People will always be people, and knowledge and science still have yet to solve the issue that there are always people who have a hard time trusting anyone enough to stop finding ways to gain the advantage over others in ways that hurt and destroy, and impede progress–whether they use religion to do it, or use another stated goal, or science itself to justify what they do. Religion does this when in its doctrine it takes power and authority away from the Creator and puts it in human hands. In this way, it is true that the vast majority of *official* religion is really thinly-veiled atheism, a fantasy that allows people to try to reap the benefits of living in a social construct with ideals of selflessness while continuing, in heavily-moderated fashion, to still personally pursue the goal in actuality of gaining the advantage. This will of course cause the whole thing to frequently suffer breakdowns, to put it mildly.
If a person truly trusts in their Creator, though, they will have no problem exhibiting the kind of selflessness that is what really improves society, because it isn’t even the improvement of society that is their true goal, but the true goal is to simply emulate their selfless Creator out of pure love that is always unmistakably exhibited as love toward others as well, whether it is of any earthly benefit to them or not. “If anyone among you seems to be religious, and bridles not his tongue, but deceives his own heart, this one’s religion is vain. Pure religion and undefiled is this: to visit the orphans and widows in their distress, and to keep oneself unspotted from seeking earthly gain.”
In reading your path to atheism, I see a road not travelled. I hope that you will at least, in the interest of fairness, investigate this road less travelled, and it is this: take the compassion you learned in Buddhism, and reconsider it not as motivated by reincarnation and karma, but by the utter self-sacrifice of the Creator of everything, a sacrifice that also served to show the transience of it all, suffered and transcended to show the way to transcend as well and be reunited with that Creator who loves us enough to let us go should we so choose, but will do anything and everything *except* force us to believe in order to gain back our *real* love and trust.

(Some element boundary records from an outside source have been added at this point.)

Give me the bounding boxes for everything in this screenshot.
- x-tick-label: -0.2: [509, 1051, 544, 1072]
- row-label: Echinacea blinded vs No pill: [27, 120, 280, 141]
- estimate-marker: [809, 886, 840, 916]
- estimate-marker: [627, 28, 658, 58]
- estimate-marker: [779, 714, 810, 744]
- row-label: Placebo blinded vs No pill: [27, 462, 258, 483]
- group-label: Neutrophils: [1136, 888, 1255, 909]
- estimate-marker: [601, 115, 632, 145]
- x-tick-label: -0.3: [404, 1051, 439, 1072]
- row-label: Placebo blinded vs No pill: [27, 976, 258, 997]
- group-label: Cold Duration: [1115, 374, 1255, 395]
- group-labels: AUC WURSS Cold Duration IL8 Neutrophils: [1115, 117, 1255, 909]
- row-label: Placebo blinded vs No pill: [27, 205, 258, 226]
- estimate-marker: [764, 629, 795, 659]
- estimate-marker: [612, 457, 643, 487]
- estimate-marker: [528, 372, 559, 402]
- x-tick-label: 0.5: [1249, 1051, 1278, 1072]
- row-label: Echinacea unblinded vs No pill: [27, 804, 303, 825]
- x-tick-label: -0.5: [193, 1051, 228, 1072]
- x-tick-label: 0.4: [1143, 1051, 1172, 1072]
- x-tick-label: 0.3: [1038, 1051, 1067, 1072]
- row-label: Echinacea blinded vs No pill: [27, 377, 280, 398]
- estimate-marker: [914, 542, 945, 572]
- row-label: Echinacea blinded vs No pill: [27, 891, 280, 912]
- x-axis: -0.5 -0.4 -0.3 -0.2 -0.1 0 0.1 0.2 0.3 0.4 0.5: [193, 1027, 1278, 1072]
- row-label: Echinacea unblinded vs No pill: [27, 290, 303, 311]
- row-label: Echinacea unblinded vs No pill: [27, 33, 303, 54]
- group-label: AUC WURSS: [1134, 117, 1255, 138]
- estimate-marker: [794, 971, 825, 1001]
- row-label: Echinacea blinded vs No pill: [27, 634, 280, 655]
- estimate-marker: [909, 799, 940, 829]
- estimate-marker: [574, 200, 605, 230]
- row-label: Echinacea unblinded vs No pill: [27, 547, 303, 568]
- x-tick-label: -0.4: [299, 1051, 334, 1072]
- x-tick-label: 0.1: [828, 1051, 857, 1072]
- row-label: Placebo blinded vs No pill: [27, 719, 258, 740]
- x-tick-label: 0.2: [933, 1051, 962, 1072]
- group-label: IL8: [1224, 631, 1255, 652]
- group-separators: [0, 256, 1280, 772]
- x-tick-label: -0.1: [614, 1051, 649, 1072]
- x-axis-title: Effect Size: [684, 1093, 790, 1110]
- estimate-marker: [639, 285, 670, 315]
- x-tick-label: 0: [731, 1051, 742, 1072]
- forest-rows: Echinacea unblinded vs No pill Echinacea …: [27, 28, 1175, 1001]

I know you have probably heard all this in Christianity, but go a step further and subtract all of the practices from the worship of gods and goddesses like you knew about in witchcraft, that were introduced into Christianity, and restore its original context. Notice I didn’t say subtract all similar *ideas*, because all religions have *ideas* that may be overlaid upon one another as similar, because they are all trying to satisfy the desire for something absolutely trustworthy transcending physical existence that crosses all cultures. The question is, when you focus on that absolute trustworthiness that transcends physical existence, and get rid of all the contaminations that come of human attempts to gain the physical advantage, what do you have?
You may ask, “Why transcend physical existence? I’m satisfied with its limits”. I say, you never know if you’re satisfied with its limits until you have directly and fully-consciously confronted them. Even if a person were to somehow make peace with them oneself without some sort of self-deception or willful ignorance, there is absolutely nothing to guarantee that even a significant percentage of other people will participate in this worldview enough to make a decent life for even most of the people in the world, nothing to even give those in the hopeless situations inevitably created by the selfishness of even a few people hope that can allow them to enjoy life in spite of it all. As the saying goes, everyone has their price, and particularly if in their mind, this physical existence is all they have. And so much of the world, including the religious world, operates on this principle.